Seven pro-Palestinian protestors were arrested. Police blocked them from reaching the main ceremony. The protestors were corralled in front of the News Corp. building on Sixth Ave. which houses Fox News and the New York Post.
While the ceremony was not disrupted, the threat of protests did cause the police to erect elaborate security fencing.
”It’s a little disorganized,” commented a woman named Kristen who was walking up Fifth Ave. with her mom Lorriane.
As people reached the plaza on the Fifth Ave. side of the tree–where many usually stood to get good photos of the white light angels and the 80 ft tall tree–this year the NYPD was not allowing anyone to stand still there.
A loudspeaker on repeat loop kept blaring, “Ladies and Gentlemen, you cannot stand here! Please keep moving!”

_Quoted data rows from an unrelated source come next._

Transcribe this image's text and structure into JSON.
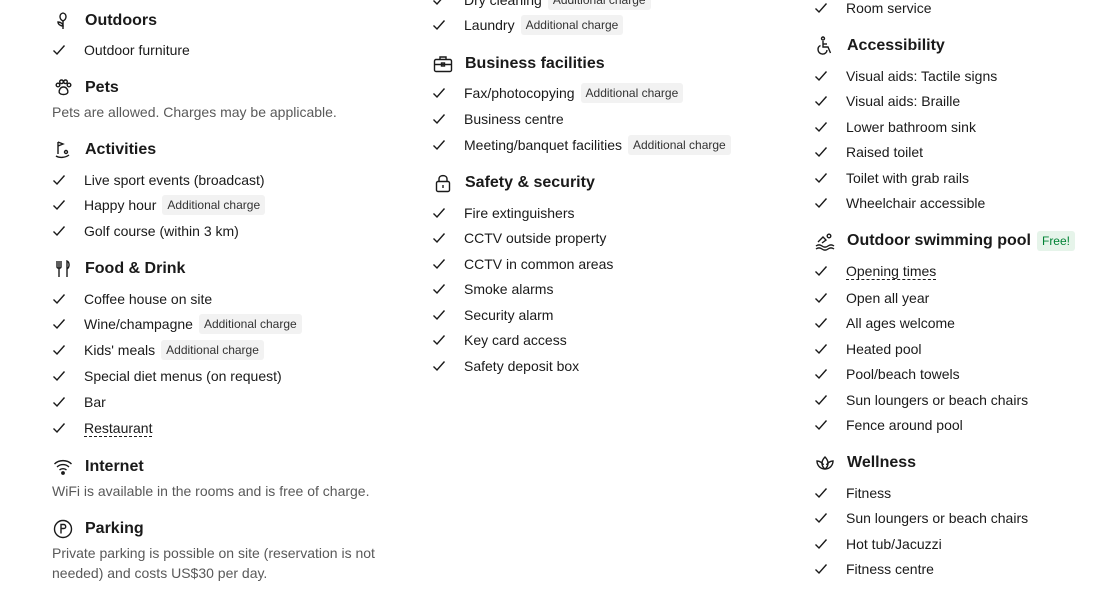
{
  "col1": {
    "outdoors": {
      "title": "Outdoors",
      "items": [
        "Outdoor furniture"
      ]
    },
    "pets": {
      "title": "Pets",
      "desc": "Pets are allowed. Charges may be applicable."
    },
    "activities": {
      "title": "Activities",
      "items": [
        "Live sport events (broadcast)",
        "Happy hour",
        "Golf course (within 3 km)"
      ],
      "happy_hour_badge": "Additional charge"
    },
    "food": {
      "title": "Food & Drink",
      "items": [
        "Coffee house on site",
        "Wine/champagne",
        "Kids' meals",
        "Special diet menus (on request)",
        "Bar",
        "Restaurant"
      ],
      "wine_badge": "Additional charge",
      "kids_badge": "Additional charge"
    },
    "internet": {
      "title": "Internet",
      "desc": "WiFi is available in the rooms and is free of charge."
    },
    "parking": {
      "title": "Parking",
      "desc": "Private parking is possible on site (reservation is not needed) and costs US$30 per day."
    }
  },
  "col2": {
    "services_tail": {
      "items": [
        "Dry cleaning",
        "Laundry"
      ],
      "dry_badge": "Additional charge",
      "laundry_badge": "Additional charge"
    },
    "business": {
      "title": "Business facilities",
      "items": [
        "Fax/photocopying",
        "Business centre",
        "Meeting/banquet facilities"
      ],
      "fax_badge": "Additional charge",
      "meeting_badge": "Additional charge"
    },
    "safety": {
      "title": "Safety & security",
      "items": [
        "Fire extinguishers",
        "CCTV outside property",
        "CCTV in common areas",
        "Smoke alarms",
        "Security alarm",
        "Key card access",
        "Safety deposit box"
      ]
    }
  },
  "col3": {
    "room_tail": {
      "items": [
        "Room service"
      ]
    },
    "accessibility": {
      "title": "Accessibility",
      "items": [
        "Visual aids: Tactile signs",
        "Visual aids: Braille",
        "Lower bathroom sink",
        "Raised toilet",
        "Toilet with grab rails",
        "Wheelchair accessible"
      ]
    },
    "pool": {
      "title": "Outdoor swimming pool",
      "badge": "Free!",
      "items": [
        "Opening times",
        "Open all year",
        "All ages welcome",
        "Heated pool",
        "Pool/beach towels",
        "Sun loungers or beach chairs",
        "Fence around pool"
      ]
    },
    "wellness": {
      "title": "Wellness",
      "items": [
        "Fitness",
        "Sun loungers or beach chairs",
        "Hot tub/Jacuzzi",
        "Fitness centre"
      ]
    }
  }
}
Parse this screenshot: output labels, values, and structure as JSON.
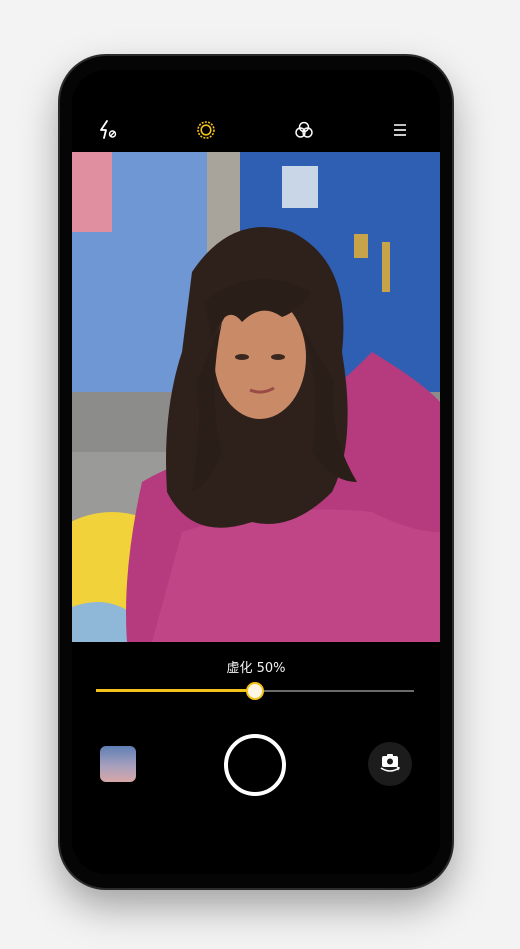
{
  "topbar": {
    "icons": [
      "flash-off-icon",
      "beauty-ring-icon",
      "filters-icon",
      "menu-icon"
    ]
  },
  "camera": {
    "blur_label": "虚化 50%",
    "blur_level": 0.5
  },
  "bottom": {
    "gallery_icon": "gallery-thumbnail",
    "shutter_icon": "shutter-button",
    "switch_icon": "switch-camera-icon"
  },
  "colors": {
    "accent": "#f4c21a",
    "background": "#000000"
  }
}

That of course created a human traffic jam on the sidewalk. As some people were moving south, a few were still trying to push against the crowd by going north, but were barred by police.
In a bygone era, the tree lighting ceremony was a half hour affair and was over by 8 p.m. But now it is a two long special on NBC that was hosted by Kelly Clarkson. Unfortunately, unless you were home watching, you could not see any of the entertainment.
When one police officer was asked what time the tree lighting was to take place the officer responded, “either 7 p.m. or 9:30.” It was about seven minutes after seven at the time. “Well I guess that is not happening,” she said.
One frozen photographer was corralled in press pen on W. 47th had been there since around 6 p.m. and was trying to keep warm.
”If they don’t light by 9:30 I’m getting outta here,” he said.
One young couple did not seem to mind the crush of humanity as they made their way up Fifth Ave. “We’re from Germany, we arrived yesterday,” said Matthias. And his girlfriend Inga chimed in she loved all the holiday lights. “It’s just like the movies,” she said.
For those who did not brave the initial crush on Nov. 29 the tree this year–which is an 85 year old Norway spruce that weighs 12 tons and featurs over 50,000 twinkling LED lights–will be up until Jan. 14. When it’s finally taken down, the wood will be donated to Habitat for Humanity.